In the process, he also managed to set up his own outfit. In 1991, Taraporewalla founded Ikon Media ? an international media representative company in the UAE. “My company represented some of the well-known media organisations like the Financial Times, The Times of India group and the South China Morning Post.” But home shores beckoned and he was back in India to set up the new media division at The Times of India, subsequently christened Times Interactive.
“It was a time when the Internet was just beginning to take root,” says Taraporewalla. “And my brief was just to take the print to the web.” Not only did Taraporewalla do what his bosses wanted him to, but he also managed to launch six web-based properties. In 1998, Taraporewalla spearheaded a team that conceived the idea of a web brand. And thus www.indiatimes.com was launched and he became the brandname for the new media division of the company.
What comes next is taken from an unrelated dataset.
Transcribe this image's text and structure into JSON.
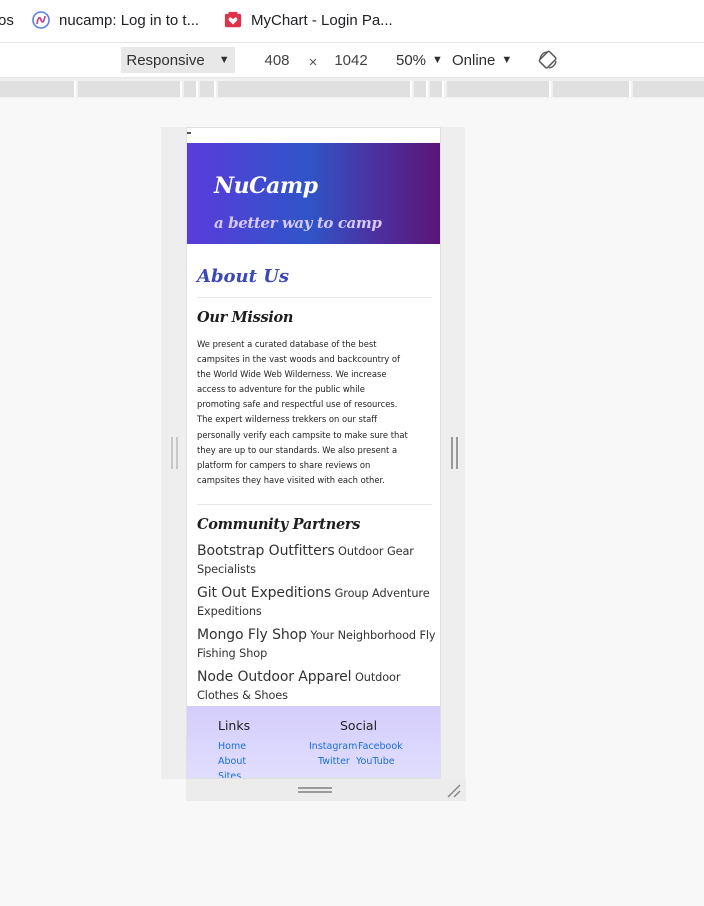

In 2000, he had a stint with India Info before taking over as the chief operating officer of MidDay Multimedia, the group that publishes the largest-selling tabloid in Mumbai. Here again, he was involved with products like mid-day.com, MidDay Mobile and the call centre Hello MidDay before Yahoo happened.
“Little did I know that one day I would end up working for the company I was constantly benchmarking against for indigenously created products,” says Taraporewalla. He joined Yahoo India in May 2002, as the sales director and was later responsible for the overall sales and business. In 2003, he was appointed as the country manager. “The challenges were immense. The task was to make India a profit centre,” says Taraporewalla.
After restructuring management, focussing on key opportunities, and improving the service delivery, Taraporewalla managed to reverse the company’s fortunes. “Today, Yahoo India is growing at 100 per cent yearly and from just nine people we are now upto 100,” he says. The secret, he believes, lies in being a people’s manager.
“I cannot believe that you can succeed without a team,” he says. And it is for that reason he admires the founders of Yahoo ? David Filo and Jerry Yang. Says Taraporewalla: “Owners do not normally allow professionals to take on the business that easily. It requires a mindset to be a part of the winning team and not lead it.”
Does he miss working in different sectors? “I don’t regret having worked in different industries. In fact, the media landscape has been changing dramatically,” he states. “It keeps presenting challenges and that’s what has made me stay in the media.” He believes that the Internet as a medium is no different from the print and the TV media. Only the platform differs.
When not thinking internet, he loves movies and playing hockey and cricket with his son. He hopes to direct a movie some day. After all, it was Bollywood that first made Yahoo popular in this country.